While recovering from an illness his freshman year, the Menands native got the idea to use the online auction site eBay to raise money for charities. His company, eWired Auctions LLC, branched out and runs live auctions with wireless Internet-enabled handheld computers.
In between rugby practice, fraternity parties and concerts with the Union all-male a cappella group the Dutch Pipers, Selchick has planned for his future in what he sees as an increasingly tech-savvy area.
"My plan is definitely to stay local," he said. "Why leave? Union students have the Capital Region at their fingertips."
For co-salutatorian Fatima Mahmood, her bachelor of science degree is a tradition of sorts in her Clifton Park family.
Her mother, Durray Mahmood, received her teaching certificate from Union in 2001. Her brother, Bilal, is currently a sophomore at the school.
Mahmood, 21, who graduated with a double major in math and physics, said the opportunity to do physics research and her art classes were among college highlights. And, when the dining hall food got to be a bit much, her family was 20 minutes away.

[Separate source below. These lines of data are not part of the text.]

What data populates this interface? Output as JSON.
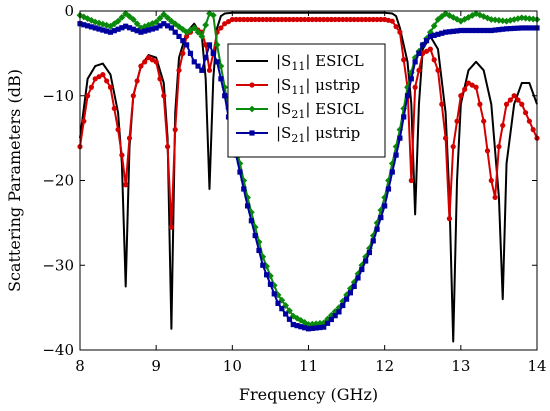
{
  "chart_data": {
    "type": "line",
    "xlabel": "Frequency (GHz)",
    "ylabel": "Scattering Parameters (dB)",
    "xlim": [
      8,
      14
    ],
    "ylim": [
      -40,
      0
    ],
    "xticks": [
      "8",
      "9",
      "10",
      "11",
      "12",
      "13",
      "14"
    ],
    "yticks": [
      "0",
      "−10",
      "−20",
      "−30",
      "−40"
    ],
    "grid": false,
    "legend_position": "top-center",
    "series": [
      {
        "name": "|S11| ESICL",
        "name_main": "|S",
        "name_sub": "11",
        "name_rest": "| ESICL",
        "color": "#000000",
        "marker": "none",
        "points": [
          [
            8.0,
            -15
          ],
          [
            8.1,
            -8
          ],
          [
            8.2,
            -6.5
          ],
          [
            8.3,
            -6.2
          ],
          [
            8.4,
            -7.5
          ],
          [
            8.5,
            -12
          ],
          [
            8.55,
            -18
          ],
          [
            8.6,
            -32.5
          ],
          [
            8.65,
            -16
          ],
          [
            8.7,
            -10
          ],
          [
            8.8,
            -6.5
          ],
          [
            8.9,
            -5.2
          ],
          [
            9.0,
            -5.5
          ],
          [
            9.1,
            -8.5
          ],
          [
            9.15,
            -15
          ],
          [
            9.2,
            -37.5
          ],
          [
            9.25,
            -12
          ],
          [
            9.3,
            -5.5
          ],
          [
            9.4,
            -2.5
          ],
          [
            9.5,
            -1.5
          ],
          [
            9.6,
            -3
          ],
          [
            9.65,
            -8
          ],
          [
            9.7,
            -21
          ],
          [
            9.75,
            -8
          ],
          [
            9.8,
            -2
          ],
          [
            9.85,
            -0.6
          ],
          [
            9.9,
            -0.3
          ],
          [
            10.0,
            -0.2
          ],
          [
            11.0,
            -0.2
          ],
          [
            12.0,
            -0.2
          ],
          [
            12.1,
            -0.3
          ],
          [
            12.15,
            -0.6
          ],
          [
            12.2,
            -2
          ],
          [
            12.3,
            -6
          ],
          [
            12.35,
            -11
          ],
          [
            12.4,
            -24
          ],
          [
            12.45,
            -11
          ],
          [
            12.5,
            -4.5
          ],
          [
            12.6,
            -3
          ],
          [
            12.7,
            -4.5
          ],
          [
            12.8,
            -12
          ],
          [
            12.85,
            -22
          ],
          [
            12.9,
            -39
          ],
          [
            12.95,
            -20
          ],
          [
            13.0,
            -11
          ],
          [
            13.1,
            -7
          ],
          [
            13.2,
            -6
          ],
          [
            13.3,
            -7
          ],
          [
            13.4,
            -11
          ],
          [
            13.5,
            -22
          ],
          [
            13.55,
            -34
          ],
          [
            13.6,
            -18
          ],
          [
            13.7,
            -11
          ],
          [
            13.8,
            -8.5
          ],
          [
            13.9,
            -8.5
          ],
          [
            14.0,
            -11
          ]
        ]
      },
      {
        "name": "|S11| μstrip",
        "name_main": "|S",
        "name_sub": "11",
        "name_rest": "| μstrip",
        "color": "#d40000",
        "marker": "circle",
        "points": [
          [
            8.0,
            -16
          ],
          [
            8.1,
            -10
          ],
          [
            8.2,
            -8
          ],
          [
            8.3,
            -7.5
          ],
          [
            8.4,
            -9
          ],
          [
            8.5,
            -14
          ],
          [
            8.55,
            -17
          ],
          [
            8.6,
            -20.5
          ],
          [
            8.65,
            -15
          ],
          [
            8.7,
            -10
          ],
          [
            8.8,
            -6.5
          ],
          [
            8.9,
            -5.5
          ],
          [
            9.0,
            -6
          ],
          [
            9.1,
            -10
          ],
          [
            9.15,
            -16
          ],
          [
            9.2,
            -25.5
          ],
          [
            9.25,
            -14
          ],
          [
            9.3,
            -7
          ],
          [
            9.4,
            -3
          ],
          [
            9.5,
            -2
          ],
          [
            9.6,
            -2.5
          ],
          [
            9.65,
            -4
          ],
          [
            9.7,
            -7
          ],
          [
            9.75,
            -5
          ],
          [
            9.8,
            -2.5
          ],
          [
            9.9,
            -1.5
          ],
          [
            10.0,
            -1
          ],
          [
            11.0,
            -1
          ],
          [
            12.0,
            -1
          ],
          [
            12.1,
            -1.2
          ],
          [
            12.2,
            -2.5
          ],
          [
            12.3,
            -9
          ],
          [
            12.35,
            -20
          ],
          [
            12.4,
            -9
          ],
          [
            12.5,
            -5
          ],
          [
            12.6,
            -4.5
          ],
          [
            12.7,
            -7
          ],
          [
            12.8,
            -15
          ],
          [
            12.85,
            -24.5
          ],
          [
            12.9,
            -16
          ],
          [
            13.0,
            -10
          ],
          [
            13.1,
            -8.5
          ],
          [
            13.2,
            -9
          ],
          [
            13.3,
            -13
          ],
          [
            13.4,
            -20
          ],
          [
            13.45,
            -22
          ],
          [
            13.5,
            -16
          ],
          [
            13.6,
            -11
          ],
          [
            13.7,
            -10
          ],
          [
            13.8,
            -11
          ],
          [
            13.9,
            -13
          ],
          [
            14.0,
            -15
          ]
        ]
      },
      {
        "name": "|S21| ESICL",
        "name_main": "|S",
        "name_sub": "21",
        "name_rest": "| ESICL",
        "color": "#0a8a0a",
        "marker": "diamond",
        "points": [
          [
            8.0,
            -0.5
          ],
          [
            8.2,
            -1.3
          ],
          [
            8.4,
            -1.8
          ],
          [
            8.5,
            -1.2
          ],
          [
            8.6,
            -0.3
          ],
          [
            8.7,
            -1.0
          ],
          [
            8.8,
            -2.0
          ],
          [
            9.0,
            -1.3
          ],
          [
            9.1,
            -0.4
          ],
          [
            9.2,
            -1.2
          ],
          [
            9.4,
            -2.5
          ],
          [
            9.5,
            -2.0
          ],
          [
            9.6,
            -3.0
          ],
          [
            9.7,
            -0.3
          ],
          [
            9.75,
            -0.5
          ],
          [
            9.8,
            -4
          ],
          [
            9.9,
            -9
          ],
          [
            10.0,
            -14
          ],
          [
            10.2,
            -22
          ],
          [
            10.4,
            -29
          ],
          [
            10.6,
            -33.5
          ],
          [
            10.8,
            -36
          ],
          [
            11.0,
            -37
          ],
          [
            11.2,
            -36.8
          ],
          [
            11.4,
            -35
          ],
          [
            11.6,
            -32
          ],
          [
            11.8,
            -28
          ],
          [
            12.0,
            -22
          ],
          [
            12.2,
            -14
          ],
          [
            12.3,
            -9
          ],
          [
            12.4,
            -5.5
          ],
          [
            12.5,
            -4
          ],
          [
            12.6,
            -2.5
          ],
          [
            12.7,
            -1.0
          ],
          [
            12.8,
            -0.3
          ],
          [
            13.0,
            -1.2
          ],
          [
            13.2,
            -0.3
          ],
          [
            13.4,
            -1.0
          ],
          [
            13.6,
            -1.2
          ],
          [
            13.8,
            -0.8
          ],
          [
            14.0,
            -1.0
          ]
        ]
      },
      {
        "name": "|S21| μstrip",
        "name_main": "|S",
        "name_sub": "21",
        "name_rest": "| μstrip",
        "color": "#0000a0",
        "marker": "square",
        "points": [
          [
            8.0,
            -1.5
          ],
          [
            8.2,
            -2
          ],
          [
            8.4,
            -2.5
          ],
          [
            8.6,
            -1.8
          ],
          [
            8.8,
            -2.5
          ],
          [
            9.0,
            -2
          ],
          [
            9.1,
            -1.5
          ],
          [
            9.2,
            -2
          ],
          [
            9.4,
            -4
          ],
          [
            9.5,
            -6
          ],
          [
            9.6,
            -7
          ],
          [
            9.7,
            -4
          ],
          [
            9.8,
            -6
          ],
          [
            9.9,
            -10
          ],
          [
            10.0,
            -15
          ],
          [
            10.2,
            -23
          ],
          [
            10.4,
            -30
          ],
          [
            10.6,
            -34.5
          ],
          [
            10.8,
            -37
          ],
          [
            11.0,
            -37.5
          ],
          [
            11.2,
            -37.3
          ],
          [
            11.4,
            -35.5
          ],
          [
            11.6,
            -32.5
          ],
          [
            11.8,
            -28.5
          ],
          [
            12.0,
            -23
          ],
          [
            12.2,
            -15
          ],
          [
            12.3,
            -10
          ],
          [
            12.4,
            -6
          ],
          [
            12.5,
            -4
          ],
          [
            12.6,
            -3
          ],
          [
            12.8,
            -2.5
          ],
          [
            13.0,
            -2.3
          ],
          [
            13.2,
            -2.3
          ],
          [
            13.4,
            -2.3
          ],
          [
            13.6,
            -2.1
          ],
          [
            13.8,
            -2.0
          ],
          [
            14.0,
            -2.0
          ]
        ]
      }
    ]
  }
}
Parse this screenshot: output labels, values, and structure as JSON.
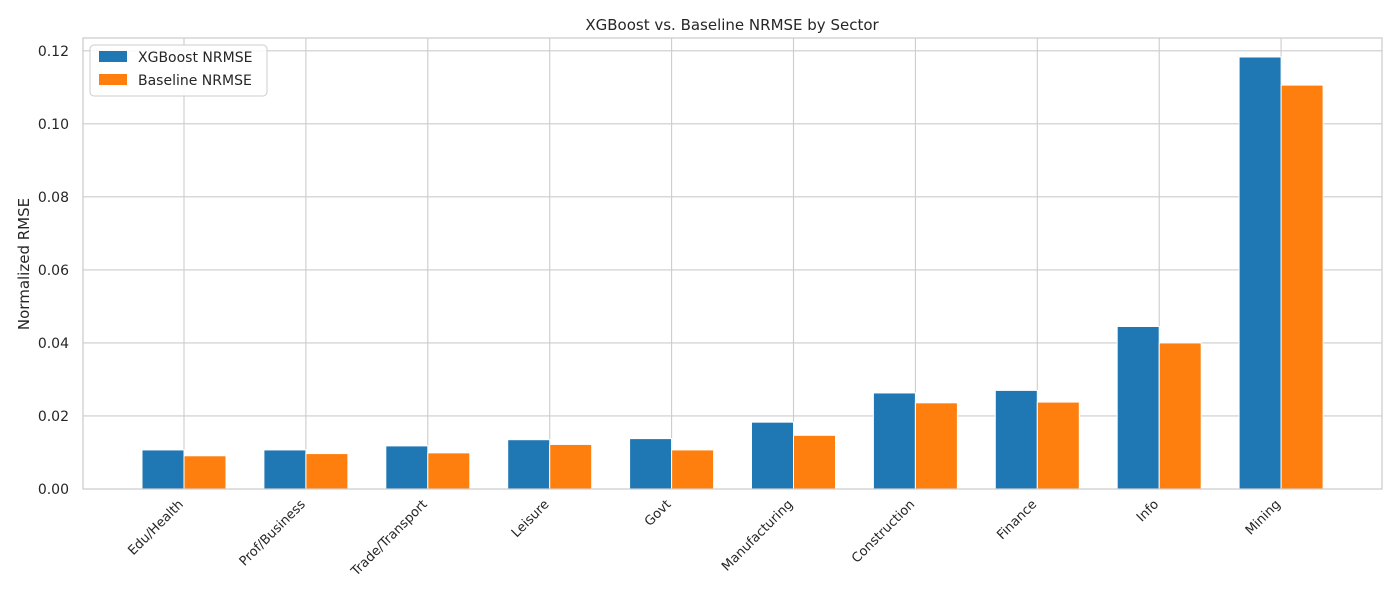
{
  "chart_data": {
    "type": "bar",
    "title": "XGBoost vs. Baseline NRMSE by Sector",
    "xlabel": "",
    "ylabel": "Normalized RMSE",
    "ylim": [
      0,
      0.1235
    ],
    "yticks": [
      "0.00",
      "0.02",
      "0.04",
      "0.06",
      "0.08",
      "0.10",
      "0.12"
    ],
    "grid": true,
    "legend_position": "top-left",
    "categories": [
      "Edu/Health",
      "Prof/Business",
      "Trade/Transport",
      "Leisure",
      "Govt",
      "Manufacturing",
      "Construction",
      "Finance",
      "Info",
      "Mining"
    ],
    "series": [
      {
        "name": "XGBoost NRMSE",
        "color": "#1f77b4",
        "values": [
          0.0107,
          0.0107,
          0.0118,
          0.0135,
          0.0138,
          0.0183,
          0.0263,
          0.027,
          0.0445,
          0.1183
        ]
      },
      {
        "name": "Baseline NRMSE",
        "color": "#ff7f0e",
        "values": [
          0.0091,
          0.0097,
          0.0099,
          0.0122,
          0.0107,
          0.0147,
          0.0236,
          0.0238,
          0.04,
          0.1106
        ]
      }
    ]
  }
}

"It was nice. I was able to go home Sundays to eat lunch," she said.
In the fall, Mahmood will transfer to Cornell to pursue a Ph.D. in mathematics.
Underwood's address came as his tenure at the helm of the private college is about to come to an end.
Stephen C. Ainlay, the vice president of academic affairs at the College of the Holy Cross in Worchester, Mass., will begin his tenure as president on Thursday.
Underwood, who has been a faculty member for more than four decades, was named interim president when Roger Hull stepped down last June.
"It was typical of you last year to eagerly answer the call, my call, to lead this college during an important transition," Union Board of Trustees President Stephen J. Ciesinski said, before presenting Underwood with an honorary doctorate degree. "You have left Union a much stronger place."
Underwood will remain involved with the school as a professor emeritus, Union spokesman Philip J. Wajda said.
Underwood quoted an 1805 commencement speech from then-college President Eliphalet Nott, who urged his graduates to "carry with you your humanity" to improve the world.
"We who are privileged to be here owe an obligation to ourselves to make the good community that is ours into a truly superior community," Underwood said. " . . . Unless that is the case, we will always run the risk of failing to assist each other and of isolating community members because they do not share the characteristics of the great majority within the community."